In the past several months, people around the world have watched in awe as school students, led by the Swedish teen-ager Greta Thunberg [1], have taken their concerns about the climate crisis to a new level, with a series of one-day strikes. The latest took place on Friday, and drew what is estimated as more than a million participants in a hundred and twenty-five countries. The strikes have been the biggest boost yet for the global climate movement, galvanizing public attention by reminding people just who will have to deal with the mess that older generations have created. Thunberg has spoken to the Pope and to the British and European parliaments—and this week she and her fellow student leaders are speaking to everyone else who’s older than them.
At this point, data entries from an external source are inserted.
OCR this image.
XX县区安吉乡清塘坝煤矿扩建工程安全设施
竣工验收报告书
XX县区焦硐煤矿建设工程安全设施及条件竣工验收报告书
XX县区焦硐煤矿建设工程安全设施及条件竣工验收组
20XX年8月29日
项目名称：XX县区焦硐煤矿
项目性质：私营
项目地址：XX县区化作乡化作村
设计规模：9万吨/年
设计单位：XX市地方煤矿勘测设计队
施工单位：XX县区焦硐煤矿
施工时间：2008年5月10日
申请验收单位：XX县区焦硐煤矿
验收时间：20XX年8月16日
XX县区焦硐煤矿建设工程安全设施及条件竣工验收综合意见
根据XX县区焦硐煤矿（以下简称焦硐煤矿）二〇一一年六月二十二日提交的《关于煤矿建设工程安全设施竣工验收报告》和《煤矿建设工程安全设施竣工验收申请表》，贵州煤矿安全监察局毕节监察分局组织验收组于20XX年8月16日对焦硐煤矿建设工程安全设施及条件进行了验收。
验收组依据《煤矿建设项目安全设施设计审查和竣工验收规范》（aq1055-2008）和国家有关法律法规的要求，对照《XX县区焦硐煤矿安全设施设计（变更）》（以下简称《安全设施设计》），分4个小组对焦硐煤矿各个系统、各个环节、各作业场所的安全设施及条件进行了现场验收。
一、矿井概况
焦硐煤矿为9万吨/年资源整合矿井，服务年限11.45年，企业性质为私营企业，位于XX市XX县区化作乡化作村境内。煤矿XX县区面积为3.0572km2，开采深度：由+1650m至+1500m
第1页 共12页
On Thursday, they issued an appeal to adults [2] to take up the same tactic, and on Friday a number of them responded, with a letter pledging to organize the first of a series of all-ages, one-day climate strikes, on Friday, September 20th. (I was among them and helped draft the letter.) The initial list of signees is composed of a wide array of, well, adults, from around the world. Some have spent their lives trying to make change from within the system, such as Christiana Figueres, the United Nations diplomat who served as the lead negotiator of the Paris climate accords. Others are writers (Margaret Atwood, Barbara Kingsolver), scientists (Tim Flannery, of the University of Melbourne; Katharine Hayhoe, of Texas Tech), trade-union leaders (Sharan Burrow, the general secretary of the International Trade Union Confederation), and indigenous leaders from Australia (Anne Poelina) to America (Tom B. K. Goldtooth) and the Arctic (Jenni Laiti).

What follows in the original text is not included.